Localization on three-dimensional manifolds
Brian Willett
TL;DR
This article develops and applies localization for 3d $N=2$ theories on compact manifolds, enabling exact partition functions on $S^3_b$, $S^3_b/\mathbb{Z}_p$, and $S^2\times S^1$ via finite-dimensional matrix models. By embedding theories into rigid 3d supergravity backgrounds, it constructs SUSY-preserving actions on curved spaces and derives explicit $S^3$ and $S^3_b$ partition functions, lens-space generalizations, and the $S^2\times S^1$ index, including operator insertions and real mass/FI deformations. The framework yields powerful checks of dualities, reveals factorization into holomorphic blocks, and connects to the $3d$-3d correspondence and Higgs-branch localization, with broad implications for RG flows ($F$-theorem/maximization), holography (ABJM), and lower-dimensional reductions.
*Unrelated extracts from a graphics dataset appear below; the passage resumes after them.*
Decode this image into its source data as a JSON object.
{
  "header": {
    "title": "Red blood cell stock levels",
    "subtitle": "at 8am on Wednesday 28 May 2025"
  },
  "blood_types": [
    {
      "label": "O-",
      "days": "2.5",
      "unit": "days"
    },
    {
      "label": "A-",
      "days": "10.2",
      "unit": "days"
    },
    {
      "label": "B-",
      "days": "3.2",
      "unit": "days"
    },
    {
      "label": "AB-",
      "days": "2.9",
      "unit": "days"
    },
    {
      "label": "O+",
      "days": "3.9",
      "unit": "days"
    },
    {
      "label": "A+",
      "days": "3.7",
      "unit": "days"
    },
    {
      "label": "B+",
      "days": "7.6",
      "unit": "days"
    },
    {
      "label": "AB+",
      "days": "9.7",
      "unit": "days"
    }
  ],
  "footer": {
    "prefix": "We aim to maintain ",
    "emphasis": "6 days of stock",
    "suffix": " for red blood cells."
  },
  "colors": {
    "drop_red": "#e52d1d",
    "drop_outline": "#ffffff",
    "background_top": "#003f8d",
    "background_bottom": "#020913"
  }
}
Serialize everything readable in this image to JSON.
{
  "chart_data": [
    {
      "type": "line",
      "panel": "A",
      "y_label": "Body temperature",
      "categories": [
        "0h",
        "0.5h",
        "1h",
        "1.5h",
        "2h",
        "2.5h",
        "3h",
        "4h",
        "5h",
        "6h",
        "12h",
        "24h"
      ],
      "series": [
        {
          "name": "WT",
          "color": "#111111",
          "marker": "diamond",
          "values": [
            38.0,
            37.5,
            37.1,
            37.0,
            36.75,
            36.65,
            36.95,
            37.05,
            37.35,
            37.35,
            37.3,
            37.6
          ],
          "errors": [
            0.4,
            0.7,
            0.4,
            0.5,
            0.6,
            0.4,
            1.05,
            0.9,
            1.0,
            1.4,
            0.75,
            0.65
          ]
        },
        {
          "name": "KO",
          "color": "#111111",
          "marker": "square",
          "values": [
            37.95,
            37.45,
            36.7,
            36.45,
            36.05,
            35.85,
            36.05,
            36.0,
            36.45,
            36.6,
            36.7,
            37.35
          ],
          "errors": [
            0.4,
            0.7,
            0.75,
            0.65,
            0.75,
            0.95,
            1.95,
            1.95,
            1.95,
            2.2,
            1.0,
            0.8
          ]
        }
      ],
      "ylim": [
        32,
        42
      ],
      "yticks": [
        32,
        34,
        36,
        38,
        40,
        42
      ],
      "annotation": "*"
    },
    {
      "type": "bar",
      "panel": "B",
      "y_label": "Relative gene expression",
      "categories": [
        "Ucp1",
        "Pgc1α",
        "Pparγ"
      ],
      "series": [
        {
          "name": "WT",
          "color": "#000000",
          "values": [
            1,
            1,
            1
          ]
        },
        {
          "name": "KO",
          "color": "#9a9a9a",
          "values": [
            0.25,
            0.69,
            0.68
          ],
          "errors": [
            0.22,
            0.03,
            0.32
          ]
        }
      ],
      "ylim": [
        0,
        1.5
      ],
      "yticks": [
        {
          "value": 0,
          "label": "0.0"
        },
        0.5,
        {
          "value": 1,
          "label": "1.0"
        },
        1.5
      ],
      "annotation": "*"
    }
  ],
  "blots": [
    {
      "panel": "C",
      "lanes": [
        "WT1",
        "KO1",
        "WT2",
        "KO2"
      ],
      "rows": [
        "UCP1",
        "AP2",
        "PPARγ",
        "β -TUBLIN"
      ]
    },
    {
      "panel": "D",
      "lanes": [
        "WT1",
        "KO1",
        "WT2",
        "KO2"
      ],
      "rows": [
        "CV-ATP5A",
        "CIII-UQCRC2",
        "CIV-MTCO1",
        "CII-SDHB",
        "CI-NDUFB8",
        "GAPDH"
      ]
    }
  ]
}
Overall, the localization program provides a unifying, exact toolset for understanding strongly coupled 3d $N=2$ dynamics on diverse geometries and their interrelations with topology and higher-dimensional theories.
Abstract
In this review article we describe the localization of three dimensional N=2 supersymmetric theories on compact manifolds, including the squashed sphere, S^3_b, the lens space, S^3_b/Z_p, and S^2 x S^1. We describe how to write supersymmetric actions on these spaces, and then compute the partition functions and other supersymmetric observables by employing the localization argument. We briefly survey some applications of these computations.